Reporters Without Borders (RSF) calls for the immediate and unconditional release of Aasif Sultan, a Kashmiri journalist working for the Kashmir Narrator monthly, who has been held by the Indian police in the troubled Kashmir Valley in violation of all criminal procedure rules for the past ten days.

“The charges are very vague,” his editor, Showkat A. Motta, told RSF yesterday. “Every day we were told there was no serious evidence against him and that he would be released. We waited for five days after he was picked up before making the news of his arrest public. Within an hour of our issuing a statement, he was booked on a charge of harbouring a terrorist.”

Aasif Sultan, 31, was arrested on the night of 24 August when around 50 policemen descended on his home in Srinagar, the Kashmiri capital, searched it and then took him away to a police station. His editor said he has been subjected to a great deal of violence, including being hit in the face, in an attempt to get him to “explain his political ideology.”

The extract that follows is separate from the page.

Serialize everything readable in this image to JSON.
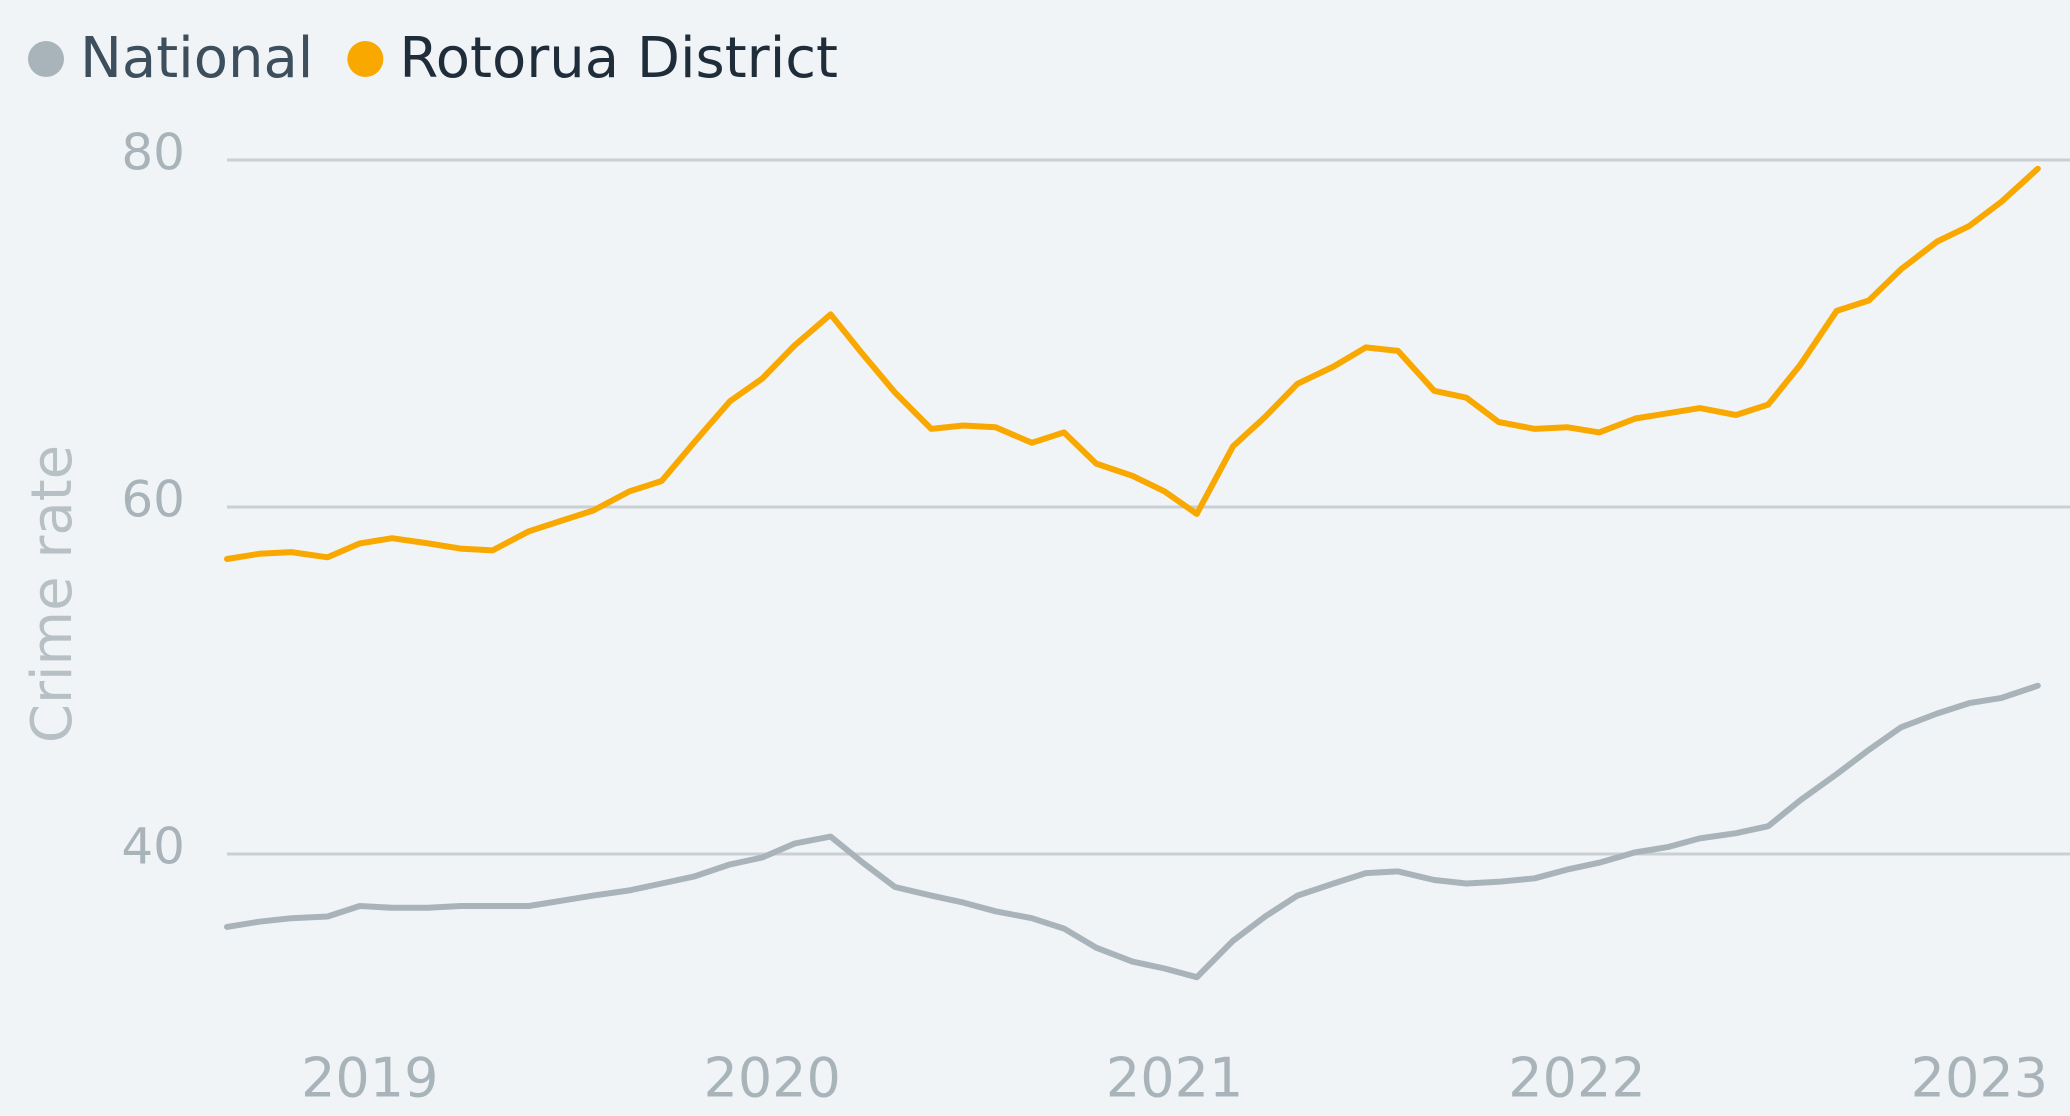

“He was asked about his stories,” Motta said. “He was asked why he doesn’t write more positive stories or do developmental journalism.”

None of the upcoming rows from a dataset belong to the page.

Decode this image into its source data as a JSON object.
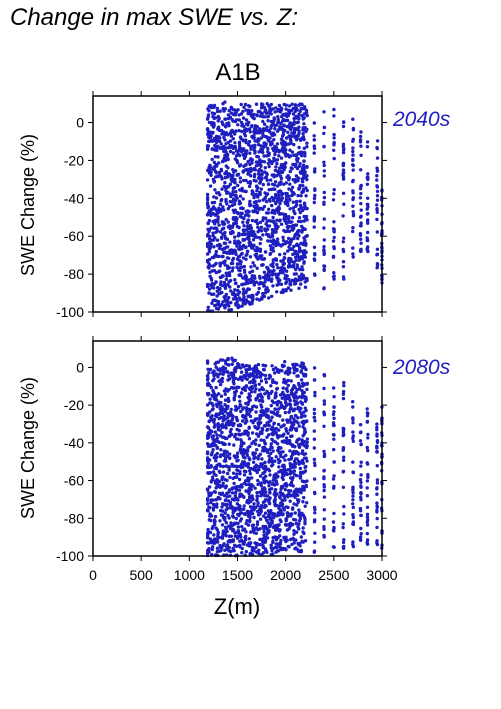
{
  "page": {
    "title": "Change in max SWE vs. Z:"
  },
  "colors": {
    "points": "#1f1fbf",
    "label_accent": "#1f1fbf",
    "axes": "#000000"
  },
  "chart_data": [
    {
      "type": "scatter",
      "title": "A1B",
      "panel_label": "2040s",
      "xlabel": "",
      "ylabel": "SWE Change (%)",
      "xlim": [
        0,
        3000
      ],
      "ylim": [
        -100,
        14
      ],
      "yticks": [
        "0",
        "-20",
        "-40",
        "-60",
        "-80",
        "-100"
      ],
      "ytick_values": [
        0,
        -20,
        -40,
        -60,
        -80,
        -100
      ],
      "xticks_shown": false,
      "series": [
        {
          "elevation_bands": [
            {
              "x": 1200,
              "ymin": -100,
              "ymax": 9
            },
            {
              "x": 1250,
              "ymin": -100,
              "ymax": 10
            },
            {
              "x": 1300,
              "ymin": -99,
              "ymax": 10
            },
            {
              "x": 1350,
              "ymin": -99,
              "ymax": 11
            },
            {
              "x": 1400,
              "ymin": -99,
              "ymax": 11
            },
            {
              "x": 1450,
              "ymin": -99,
              "ymax": 11
            },
            {
              "x": 1500,
              "ymin": -98,
              "ymax": 10
            },
            {
              "x": 1550,
              "ymin": -97,
              "ymax": 10
            },
            {
              "x": 1600,
              "ymin": -96,
              "ymax": 10
            },
            {
              "x": 1650,
              "ymin": -96,
              "ymax": 10
            },
            {
              "x": 1700,
              "ymin": -95,
              "ymax": 10
            },
            {
              "x": 1750,
              "ymin": -94,
              "ymax": 10
            },
            {
              "x": 1800,
              "ymin": -93,
              "ymax": 10
            },
            {
              "x": 1850,
              "ymin": -92,
              "ymax": 10
            },
            {
              "x": 1900,
              "ymin": -91,
              "ymax": 10
            },
            {
              "x": 1950,
              "ymin": -90,
              "ymax": 10
            },
            {
              "x": 2000,
              "ymin": -90,
              "ymax": 10
            },
            {
              "x": 2050,
              "ymin": -89,
              "ymax": 10
            },
            {
              "x": 2100,
              "ymin": -88,
              "ymax": 10
            },
            {
              "x": 2150,
              "ymin": -88,
              "ymax": 10
            },
            {
              "x": 2200,
              "ymin": -87,
              "ymax": 10
            },
            {
              "x": 2300,
              "ymin": -90,
              "ymax": 5
            },
            {
              "x": 2400,
              "ymin": -88,
              "ymax": 6
            },
            {
              "x": 2500,
              "ymin": -85,
              "ymax": 8
            },
            {
              "x": 2600,
              "ymin": -88,
              "ymax": 5
            },
            {
              "x": 2700,
              "ymin": -72,
              "ymax": 4
            },
            {
              "x": 2780,
              "ymin": -70,
              "ymax": -5
            },
            {
              "x": 2850,
              "ymin": -75,
              "ymax": -10
            },
            {
              "x": 2950,
              "ymin": -80,
              "ymax": -5
            },
            {
              "x": 3000,
              "ymin": -85,
              "ymax": -35
            }
          ]
        }
      ]
    },
    {
      "type": "scatter",
      "title": "",
      "panel_label": "2080s",
      "xlabel": "Z(m)",
      "ylabel": "SWE Change (%)",
      "xlim": [
        0,
        3000
      ],
      "ylim": [
        -100,
        14
      ],
      "yticks": [
        "0",
        "-20",
        "-40",
        "-60",
        "-80",
        "-100"
      ],
      "ytick_values": [
        0,
        -20,
        -40,
        -60,
        -80,
        -100
      ],
      "xticks": [
        "0",
        "500",
        "1000",
        "1500",
        "2000",
        "2500",
        "3000"
      ],
      "xtick_values": [
        0,
        500,
        1000,
        1500,
        2000,
        2500,
        3000
      ],
      "series": [
        {
          "elevation_bands": [
            {
              "x": 1200,
              "ymin": -100,
              "ymax": 5
            },
            {
              "x": 1250,
              "ymin": -100,
              "ymax": 3
            },
            {
              "x": 1300,
              "ymin": -100,
              "ymax": 3
            },
            {
              "x": 1350,
              "ymin": -100,
              "ymax": 4
            },
            {
              "x": 1400,
              "ymin": -100,
              "ymax": 5
            },
            {
              "x": 1450,
              "ymin": -100,
              "ymax": 5
            },
            {
              "x": 1500,
              "ymin": -100,
              "ymax": 4
            },
            {
              "x": 1550,
              "ymin": -100,
              "ymax": 2
            },
            {
              "x": 1600,
              "ymin": -100,
              "ymax": 2
            },
            {
              "x": 1650,
              "ymin": -100,
              "ymax": 2
            },
            {
              "x": 1700,
              "ymin": -100,
              "ymax": 2
            },
            {
              "x": 1750,
              "ymin": -100,
              "ymax": 2
            },
            {
              "x": 1800,
              "ymin": -100,
              "ymax": 2
            },
            {
              "x": 1850,
              "ymin": -100,
              "ymax": 2
            },
            {
              "x": 1900,
              "ymin": -99,
              "ymax": 2
            },
            {
              "x": 1950,
              "ymin": -99,
              "ymax": 2
            },
            {
              "x": 2000,
              "ymin": -98,
              "ymax": 3
            },
            {
              "x": 2050,
              "ymin": -98,
              "ymax": 3
            },
            {
              "x": 2100,
              "ymin": -98,
              "ymax": 3
            },
            {
              "x": 2150,
              "ymin": -98,
              "ymax": 3
            },
            {
              "x": 2200,
              "ymin": -98,
              "ymax": 2
            },
            {
              "x": 2300,
              "ymin": -99,
              "ymax": 0
            },
            {
              "x": 2400,
              "ymin": -98,
              "ymax": -2
            },
            {
              "x": 2500,
              "ymin": -98,
              "ymax": -10
            },
            {
              "x": 2600,
              "ymin": -97,
              "ymax": -8
            },
            {
              "x": 2700,
              "ymin": -95,
              "ymax": -15
            },
            {
              "x": 2780,
              "ymin": -92,
              "ymax": -30
            },
            {
              "x": 2850,
              "ymin": -95,
              "ymax": -20
            },
            {
              "x": 2950,
              "ymin": -95,
              "ymax": -25
            },
            {
              "x": 3000,
              "ymin": -98,
              "ymax": -20
            }
          ]
        }
      ]
    }
  ]
}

“Detaining a journalist without any serious evidence to support the charges against him is unacceptable,” said Daniel Bastard, the head of RSF’s Asia-Pacific desk. “We call on the Jammu and Kashmir authorities to order Aasif Sultan’s immediate release, to drop all charges and to take measures against the Srinagar police officers responsible for his arbitrary detention. Allowing journalists to express different viewpoints will help to defuse tension in the Kashmir Valley.”

Incident Report

At the start of July, Sultan wrote a story to mark the second anniversary of the death of Buhran Wani, the commander of the Kashmiri militant group Hizbul Mujahideen, killed by the security forces on 8 July 2016. His death set off renewed protests against the Indian presence in the Kashmir Valley. Those close to Sultan think this story was the real reason for his arrest.

“He has been framed,” Motta said.

RSF issued an Incident Report on freedom of the press in India at the start of July, two weeks after Shujaat Bukhari, the editor of the Rising Kashmir daily newspaper, was gunned down as he left his office in Srinagar.

It was exactly a year and a day ago today, on 5 September 2017, that Kamran Yousuf, a Kashmiri photojournalist recognized as such by his colleagues, was arrested and handed over to the National Investigation Agency, India’s counter-terrorism agency. He was freed on bail after six months but is still facing prosecution.

India is ranked 138th out of 180 countries in RSF’s 2018 World Press Freedom Index.